A la abuela (por parte de mi padre) también le encantaba hacerme cosquillas, y tenía otra costumbre por la que podría haberla golpeado: siempre me daba palmadas en el trasero. Y por constantemente quiero decir: cada vez que entraba por la puerta, o salía, o en cualquier otra ocasión que tuviera que pasar por delante de ella. Ya tenía más de 30 años, cuando en una situación así (estaba saliendo por la puerta al hueco de la escalera) me enojó de tal manera que le grité que lo dejara inmediatamente y para siempre. Y finalmente lo hizo.

Pero no me tomaron en serio mis sentimientos de dolor. Por el contrario, mi madre me regañó: “¡No seas tan mimosa!”. Recuerdo una visita al dentista…


Debía tener unos diez años. De todos modos, tenía un miedo pánico al dentista, porque siempre me dolía mucho. Y esta vez grité y me defendí de nuevo, estaba muy asustada…

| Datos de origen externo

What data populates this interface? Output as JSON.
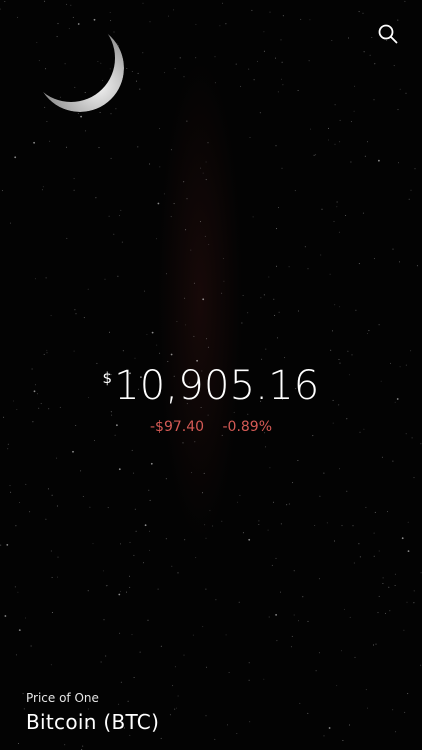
{
  "header": {
    "search_icon": "search-icon"
  },
  "background": {
    "moon_icon": "crescent-moon-icon"
  },
  "price": {
    "currency_symbol": "$",
    "value": "10,905.16",
    "change_amount": "-$97.40",
    "change_percent": "-0.89%"
  },
  "footer": {
    "caption": "Price of One",
    "asset_name": "Bitcoin (BTC)"
  },
  "colors": {
    "background": "#030303",
    "text": "#ffffff",
    "negative": "#d45a55"
  }
}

Así que dos asistentes dentales me empujaron al sillón y me sujetaron, un tercero me sujetó la cabeza y me obligó a abrir la boca y el dentista me taladró los dientes mientras yo lloraba y gritaba de dolor.


No quiso poner anestesia local para saber cuándo dolía, es decir, cuándo había perforado demasiado… ¿Qué tan sádico se puede ser?


Cuando el calvario terminó por fin y volví a salir, llorando y temblando, mi madre se quedó en la recepción, avergonzada y abochornada, e intercambió unas cuantas palabras más con los asistentes, y cuando ya habíamos salido, se detuvo, me miró enfadada y me dijo: “¿Cómo puedes armar tanto jaleo? ¡La forma en que gritaste! ¿Por qué siempre tienes que actuar así? ¡Qué vergüenza eres! No quiero volver a vivir algo así contigo, ¿me entiendes? ¡Nunca más! ¡Contrólate en el futuro!”.


Cuando tuve la edad suficiente para decidir por mí mismo, dejé de ir al dentista.

(Sin embargo, más adelante encontré una dentista con la que pude trabajar este trauma. Sin embargo, a día de hoy sigo necesitando dentistas que se relacionen específicamente conmigo.)